Successful completion of this operation means I have to control Sam with a single peg. Reika has problems as well, but we decide against removal of her peg. She is difficult to control, even with two pegs. She has pushed Dan into oncoming traffic. She herself has narrowly missed being hit by trucks and buses when she swings in front of approaching vehicles. Controlling her with one peg could get Reika or Dan killed when she goes out of control on the road way. We will have to deal with this if we go for Nepal.
There are also other concerns on making it to Nepal. We have a time constraint. My return flight to America is set so that I will be home in time for my son's birthday. We only have a week left. To make it to the Western Nepal border near the town of Barielly, we have to cover 50 km per day. Previously, a good day has been 20 km. Added to that, the US State Department has issued a warning to Americans entering Nepal. Maoist rebels have stated that they will target Americans. We also have to heed the cautions of police, military, and Indian friends that the area we are traveling through could be dangerous. We see men on motorcycles with shotguns cruising the road. We are at a loss to tell if they are good guys or the local bandits we've heard about.
To make it to Nepal would be a first for two foreigners on camels. But it is a long shot. We have come an incredible distance and had amazing experiences already. At night we talk back and forth between our tents trying to figure out ways we can make it. Both of us are goal-setters and we devise a plan.
We will only eat one meal a day. This is to save time. A meal may consist of some bananas, or tomatoes and onions bought from a local stand, or what Dan calls potatoes in a bag, potato chips. I've also grown fond of Indian tea and we get one or two liters made up at the little stands that cover India. We've already lost a lot of weight, but we tighten our belts even more. But, we don't skimp on the camels. People told us we would not find food for them in this area far from the desert. But we have found that Sam is a banana addict and can go through 20 pounds of bananas fast enough to make you count your fingers after feeding her. They are also fond of peanuts, a super rich food and they get up to seven pounds at a sitting. Before going to bed at night, we climb into Neem trees and cut down branches for a camel midnight snack.
In the mornings we get up early in heavy mist, a big change from months ago in the desert. We pack our wet tents and gear. At night we sleep in wet gear rather than take the time during the day to dry it. We also enlist the help of cart drivers whenever possible: donkey carts, horse carts, and oxen carts. We sit on the back and the camel gear is carried for awhile in the cart, giving the camels a break. As night approaches we set a furious pace, just short of jogging, to squeeze in the last kilometer. A number of adventures occur on this mad dash-- paying bribes, press interviews on the run, broken saddles, a close encounter in an ambush between Maoist rebels and the Indian army, and talks with a holy man at his altar of death.
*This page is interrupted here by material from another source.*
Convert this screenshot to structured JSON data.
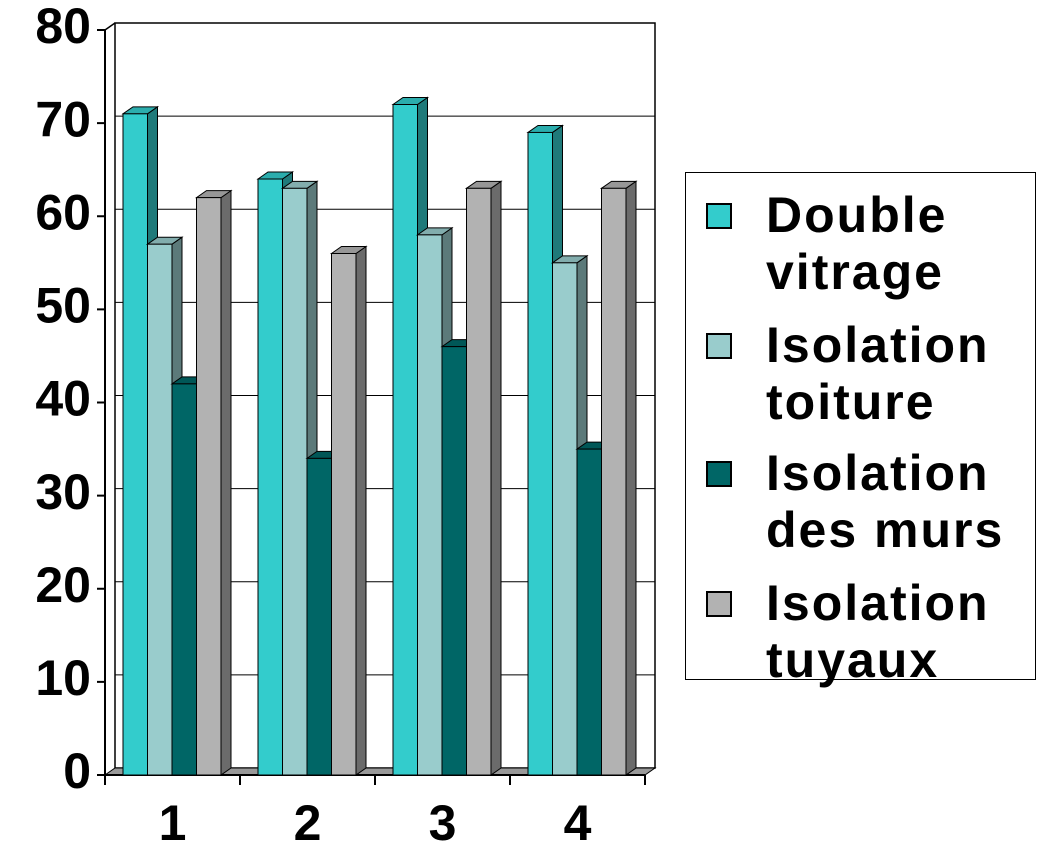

As the border approaches Dan decides to stay behind due to a visa concern. A true mountaineer, he says it is only important that one of the team makes it. I make the final dash. Only hours are left on our cut off time. Then I have problems at the border with corrupt immigration officials on the Indian side, a balky camel, and whether or not a camel will be allowed to even cross the border. Time is running out. After some bribes, some fast talking, and some running, I walk into Nepal on November 28 at 4:30 PM.
We have shared a small part of our adventure with you on this Internet site. Dan and I have collected over 2000 images of our adventure in photos. The epilogue to this story is still being written. If you would like to share this great adventure in a lecture slide presentation, have your school or corporate group contact Jim Wiltens at jim@jimwiltens.com to make arrangements for North America. Dan will conduct programs in Europe.
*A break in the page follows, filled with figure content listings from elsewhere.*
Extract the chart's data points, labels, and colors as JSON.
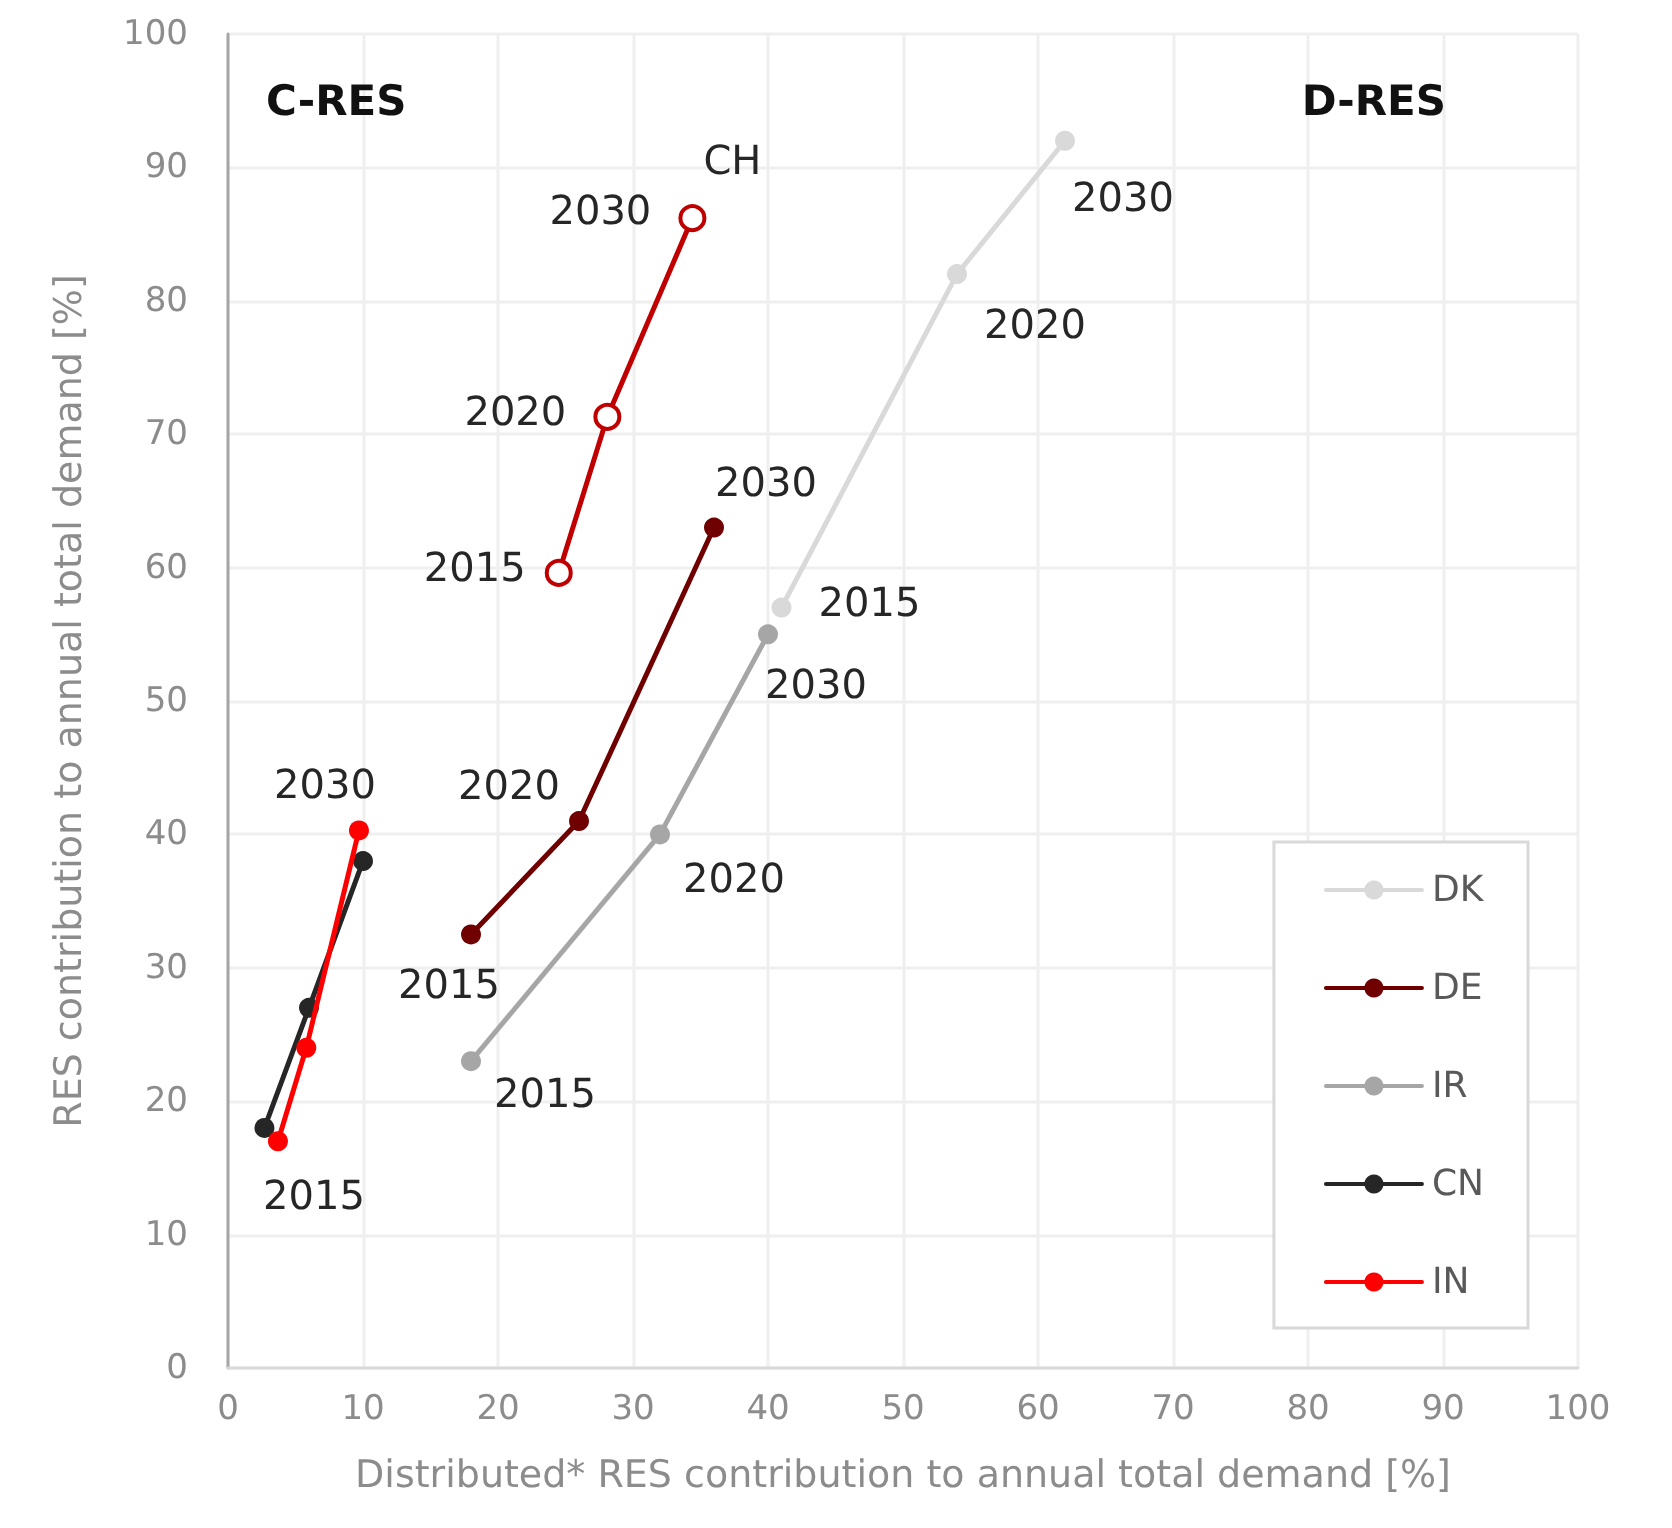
{
  "chart_data": {
    "type": "line",
    "xlabel": "Distributed* RES contribution to annual total demand [%]",
    "ylabel": "RES contribution to annual total demand [%]",
    "xlim": [
      0,
      100
    ],
    "ylim": [
      0,
      100
    ],
    "xticks": [
      0,
      10,
      20,
      30,
      40,
      50,
      60,
      70,
      80,
      90,
      100
    ],
    "yticks": [
      0,
      10,
      20,
      30,
      40,
      50,
      60,
      70,
      80,
      90,
      100
    ],
    "grid": true,
    "legend": "bottom right",
    "marker": "circle",
    "line_style": "solid",
    "series": [
      {
        "name": "DK",
        "color": "#d9d9d9",
        "x": [
          41,
          54,
          62
        ],
        "values": [
          57,
          82,
          92
        ]
      },
      {
        "name": "DE",
        "color": "#700000",
        "x": [
          18,
          26,
          36
        ],
        "values": [
          32.5,
          41,
          63
        ]
      },
      {
        "name": "IR",
        "color": "#a6a6a6",
        "x": [
          18,
          32,
          40
        ],
        "values": [
          23,
          40,
          55
        ]
      },
      {
        "name": "CN",
        "color": "#262626",
        "x": [
          2.7,
          6,
          10
        ],
        "values": [
          18,
          27,
          38
        ]
      },
      {
        "name": "IN",
        "color": "#ff0000",
        "x": [
          3.7,
          5.8,
          9.7
        ],
        "values": [
          17,
          24,
          40.3
        ]
      },
      {
        "color": "#c00000",
        "x": [
          24.5,
          28.1,
          34.4
        ],
        "values": [
          59.6,
          71.3,
          86.2
        ]
      }
    ],
    "annotations": [
      "C-RES",
      "D-RES",
      {
        "text": "CH",
        "x": 34.4,
        "y": 86.2
      },
      {
        "text": "2030",
        "x": 34.4,
        "y": 86.2
      },
      {
        "text": "2020",
        "x": 28.1,
        "y": 71.3
      },
      {
        "text": "2015",
        "x": 24.5,
        "y": 59.6
      },
      {
        "text": "2030",
        "x": 62,
        "y": 92
      },
      {
        "text": "2020",
        "x": 54,
        "y": 82
      },
      {
        "text": "2015",
        "x": 41,
        "y": 57
      },
      {
        "text": "2030",
        "x": 36,
        "y": 63
      },
      {
        "text": "2020",
        "x": 26,
        "y": 41
      },
      {
        "text": "2015",
        "x": 18,
        "y": 32.5
      },
      {
        "text": "2030",
        "x": 40,
        "y": 55
      },
      {
        "text": "2020",
        "x": 32,
        "y": 40
      },
      {
        "text": "2015",
        "x": 18,
        "y": 23
      },
      {
        "text": "2030",
        "x": 9.7,
        "y": 40.3
      },
      {
        "text": "2015",
        "x": 3.7,
        "y": 17
      }
    ]
  }
}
You can still help us. The humanitarian side of the adventure continues. Donations sent to our site can help light up villages that we have contacted in the course of our expedition. We are also donating the money from the sale of our camels to a school being set up in Bikaner. You can send funds to help start the school. Bubbles Singh, owner of the Harasar Havelii Hotel in Bikaner is creating this school for poor children. As a friend we were gladdened to hear that Bubbles had run for mayor of Bikaner during our expedition and had received a landslide vote in his favor. Our joy was dampened by hearing that the complexities of Inidan politics allowed the party he was associated with to use his votes to support another candidate. We only hope he will try again. In India we met a several individuals like Bubbles who are following the words of, Mahatma Gandhi--"You must be the change you wish to see in the world."